Recently, researchers at Columbia University in the United States have developed a new method for correcting vision with laser. It can solve various problems such as myopia, hyperopia and astigmatism without any invasiveness, and is safer and more convenient than the previous methods. At present, relevant research results have been published in the British journal Nature Photonics.

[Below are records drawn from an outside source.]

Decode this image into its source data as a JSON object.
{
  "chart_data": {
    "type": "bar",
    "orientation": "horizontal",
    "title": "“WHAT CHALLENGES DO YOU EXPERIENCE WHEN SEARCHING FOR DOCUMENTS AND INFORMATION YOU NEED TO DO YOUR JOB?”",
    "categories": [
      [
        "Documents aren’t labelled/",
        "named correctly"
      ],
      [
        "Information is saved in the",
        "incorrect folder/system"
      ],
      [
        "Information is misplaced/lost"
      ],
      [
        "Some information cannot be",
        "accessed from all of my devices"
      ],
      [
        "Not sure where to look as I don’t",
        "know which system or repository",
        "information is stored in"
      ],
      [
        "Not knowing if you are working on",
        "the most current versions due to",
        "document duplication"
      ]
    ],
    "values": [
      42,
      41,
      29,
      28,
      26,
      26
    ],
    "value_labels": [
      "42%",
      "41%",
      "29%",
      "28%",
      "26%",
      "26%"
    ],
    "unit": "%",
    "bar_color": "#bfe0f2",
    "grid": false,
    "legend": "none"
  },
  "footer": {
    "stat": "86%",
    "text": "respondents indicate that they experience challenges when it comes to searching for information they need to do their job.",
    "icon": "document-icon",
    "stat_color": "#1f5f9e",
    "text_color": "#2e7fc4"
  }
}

In recent years, more and more people have used laser pointer vision correction surgery, which uses laser to “cut” the cornea, which is located at the forefront of the eye, to change the curvature of the cornea in the pupil area and adjust the refractive performance. Wang Chao, the first author of the paper and a Chinese student at Columbia University, said that no matter how minimally invasive laser vision correction, it is an invasive surgery. The problem of adverse reactions and restrictions on population use is still obvious. If clinically proven, this new technology is expected to replace existing laser-corrected vision surgery.

The most advanced laser vision correction surgery is to use a femtosecond laser to process the cornea. Unlike the prior art, the new study does not use the femtosecond laser as a “knife”, but rather acts as a stimulus to cause the cornea to deform itself.

The researchers controlled the intensity of the femtosecond laser to a certain extent without cutting or burning the corneal tissue. Under certain conditions, the femtosecond laser pointer contacts the cornea and undergoes a series of photochemical reactions that ionize molecules such as water inside the cornea, producing a low-density plasma that generates oxygen-containing free radicals. These free radicals react with the collagen fibers in the cornea, producing a wonderful cross-linking effect that causes the cornea to change shape. The use of femtosecond lasers to produce photochemical effects eliminates the need for photosensitizers, does not cut the cornea, and does not harm tissues and cells. It is a true non-invasive technique. Currently, the technology is being evaluated by the US Food and Drug Administration and is scheduled to begin clinical trials by the end of this year.